Over the last couple of weeks I have spoken about worship. I plan to continue this week, but by thinking about the role of preaching in congregant worship. Remember for our purposes I have defined worship is the expression of our relationship with God.
If you have read my two previous posts, you know I am cautious about calling the music in the service, worship. This caution is partially motivated by the fear of people calling sermons discipleship as opposed to worship. I fear this transition because it empowers the minimalist commitment of today’s Christianity. In other words by thinking this way the believer thinks they get both worship and teaching in the service and therefore don’t need to attend a Bible study.

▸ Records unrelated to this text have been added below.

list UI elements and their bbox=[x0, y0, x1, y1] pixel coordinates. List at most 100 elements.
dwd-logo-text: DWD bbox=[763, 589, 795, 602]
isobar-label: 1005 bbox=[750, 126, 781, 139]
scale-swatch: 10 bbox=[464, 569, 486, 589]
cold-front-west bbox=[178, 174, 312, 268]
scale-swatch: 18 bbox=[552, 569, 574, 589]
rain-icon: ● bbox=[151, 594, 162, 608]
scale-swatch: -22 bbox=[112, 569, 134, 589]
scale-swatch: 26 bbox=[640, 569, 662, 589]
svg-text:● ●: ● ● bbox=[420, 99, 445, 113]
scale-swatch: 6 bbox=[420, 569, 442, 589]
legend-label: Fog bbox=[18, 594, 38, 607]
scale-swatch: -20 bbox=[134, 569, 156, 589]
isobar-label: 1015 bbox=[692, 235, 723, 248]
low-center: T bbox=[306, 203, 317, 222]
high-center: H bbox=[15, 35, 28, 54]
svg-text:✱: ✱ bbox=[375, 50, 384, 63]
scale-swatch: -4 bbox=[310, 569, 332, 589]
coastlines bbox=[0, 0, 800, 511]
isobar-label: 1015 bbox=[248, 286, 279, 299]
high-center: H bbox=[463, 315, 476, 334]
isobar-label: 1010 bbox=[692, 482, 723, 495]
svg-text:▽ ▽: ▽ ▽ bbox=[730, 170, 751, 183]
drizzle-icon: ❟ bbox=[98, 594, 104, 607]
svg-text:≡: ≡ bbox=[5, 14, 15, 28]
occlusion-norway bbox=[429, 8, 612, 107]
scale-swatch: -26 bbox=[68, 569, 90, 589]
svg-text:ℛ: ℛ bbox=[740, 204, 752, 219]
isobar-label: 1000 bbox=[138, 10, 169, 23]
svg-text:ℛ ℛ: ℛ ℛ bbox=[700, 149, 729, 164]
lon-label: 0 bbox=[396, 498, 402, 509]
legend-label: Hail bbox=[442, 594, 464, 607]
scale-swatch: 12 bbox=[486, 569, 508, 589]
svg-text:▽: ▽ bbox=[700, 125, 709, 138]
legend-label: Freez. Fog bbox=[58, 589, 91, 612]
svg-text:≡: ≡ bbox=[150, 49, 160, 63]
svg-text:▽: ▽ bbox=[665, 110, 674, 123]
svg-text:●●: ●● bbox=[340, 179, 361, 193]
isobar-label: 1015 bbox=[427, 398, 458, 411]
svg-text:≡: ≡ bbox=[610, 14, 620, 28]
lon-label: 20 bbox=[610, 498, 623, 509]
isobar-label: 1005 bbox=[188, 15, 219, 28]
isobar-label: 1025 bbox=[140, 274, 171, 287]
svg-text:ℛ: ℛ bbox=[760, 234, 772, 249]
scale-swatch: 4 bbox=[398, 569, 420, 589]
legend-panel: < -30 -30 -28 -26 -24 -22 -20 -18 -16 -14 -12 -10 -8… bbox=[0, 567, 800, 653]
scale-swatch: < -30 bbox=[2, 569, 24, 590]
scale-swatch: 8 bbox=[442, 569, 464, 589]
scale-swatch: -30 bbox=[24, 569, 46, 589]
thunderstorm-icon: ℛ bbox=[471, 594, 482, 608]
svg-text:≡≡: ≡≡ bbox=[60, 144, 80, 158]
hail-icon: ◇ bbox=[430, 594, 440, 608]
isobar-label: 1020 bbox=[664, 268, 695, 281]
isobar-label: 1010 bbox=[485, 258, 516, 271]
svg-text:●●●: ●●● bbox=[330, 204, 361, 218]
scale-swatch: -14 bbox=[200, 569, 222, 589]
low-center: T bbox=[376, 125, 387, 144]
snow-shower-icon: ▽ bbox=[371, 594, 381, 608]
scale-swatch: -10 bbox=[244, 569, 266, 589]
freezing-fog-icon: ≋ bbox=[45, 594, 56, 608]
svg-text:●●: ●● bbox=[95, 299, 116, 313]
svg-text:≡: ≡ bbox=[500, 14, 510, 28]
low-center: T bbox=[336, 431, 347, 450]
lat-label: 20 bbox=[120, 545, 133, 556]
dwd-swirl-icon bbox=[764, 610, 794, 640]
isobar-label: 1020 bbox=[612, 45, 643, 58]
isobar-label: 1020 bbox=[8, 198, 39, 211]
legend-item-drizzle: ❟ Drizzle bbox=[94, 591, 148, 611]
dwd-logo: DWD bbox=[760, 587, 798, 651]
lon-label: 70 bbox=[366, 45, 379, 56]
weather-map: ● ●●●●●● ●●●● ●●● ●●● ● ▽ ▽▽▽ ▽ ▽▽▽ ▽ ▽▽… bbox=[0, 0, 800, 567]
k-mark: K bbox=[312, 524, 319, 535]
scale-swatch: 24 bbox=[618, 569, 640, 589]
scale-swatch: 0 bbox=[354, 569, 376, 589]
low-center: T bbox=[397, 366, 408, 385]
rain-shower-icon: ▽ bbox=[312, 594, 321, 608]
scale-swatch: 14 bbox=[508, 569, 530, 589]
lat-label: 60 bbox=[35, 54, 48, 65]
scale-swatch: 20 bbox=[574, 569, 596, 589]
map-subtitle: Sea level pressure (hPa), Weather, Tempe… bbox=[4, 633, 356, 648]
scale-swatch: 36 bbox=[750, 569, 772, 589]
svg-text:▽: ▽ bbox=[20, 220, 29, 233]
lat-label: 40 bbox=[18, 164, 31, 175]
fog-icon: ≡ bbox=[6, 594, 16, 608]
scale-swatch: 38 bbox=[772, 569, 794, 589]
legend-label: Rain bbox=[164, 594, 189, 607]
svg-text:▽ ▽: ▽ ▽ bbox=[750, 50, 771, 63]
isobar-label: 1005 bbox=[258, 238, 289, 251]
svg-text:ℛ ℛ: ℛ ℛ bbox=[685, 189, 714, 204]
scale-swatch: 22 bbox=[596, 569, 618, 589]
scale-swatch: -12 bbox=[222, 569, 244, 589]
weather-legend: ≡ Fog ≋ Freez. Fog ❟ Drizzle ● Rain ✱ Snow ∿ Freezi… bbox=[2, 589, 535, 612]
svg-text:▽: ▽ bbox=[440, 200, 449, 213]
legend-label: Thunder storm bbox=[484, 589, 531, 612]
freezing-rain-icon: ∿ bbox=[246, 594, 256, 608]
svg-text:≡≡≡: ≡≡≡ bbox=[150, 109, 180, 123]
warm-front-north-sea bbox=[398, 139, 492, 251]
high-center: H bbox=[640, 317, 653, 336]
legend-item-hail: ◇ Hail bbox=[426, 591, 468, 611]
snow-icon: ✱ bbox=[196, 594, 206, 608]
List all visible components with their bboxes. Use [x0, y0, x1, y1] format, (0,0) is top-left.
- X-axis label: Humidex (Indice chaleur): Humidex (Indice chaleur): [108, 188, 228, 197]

The other side of this issue is that teaching sermons is only one type of preaching. I almost hate to bring it up, because I am as much a product of the age as everyone else. What I mean by this is, my own preaching is almost entirely instructional. Yet, if you look at sermons through history, those messages that history recorded were largely exhortational rather than instructional. If you look at the practice in Scripture, confrontational preaching is the most common. By this term, I mean a sermon which confronts the failings of the people and calls them to repentance or commitment.
These forms of preaching are largely missing in today’s churches. But find the church which still holds the occasional revival, find the pulpit willing to bring in an evangelist, and you will hear a sermon of a whole different type. And chances are good, the church will not be practicing minimalists Christianity.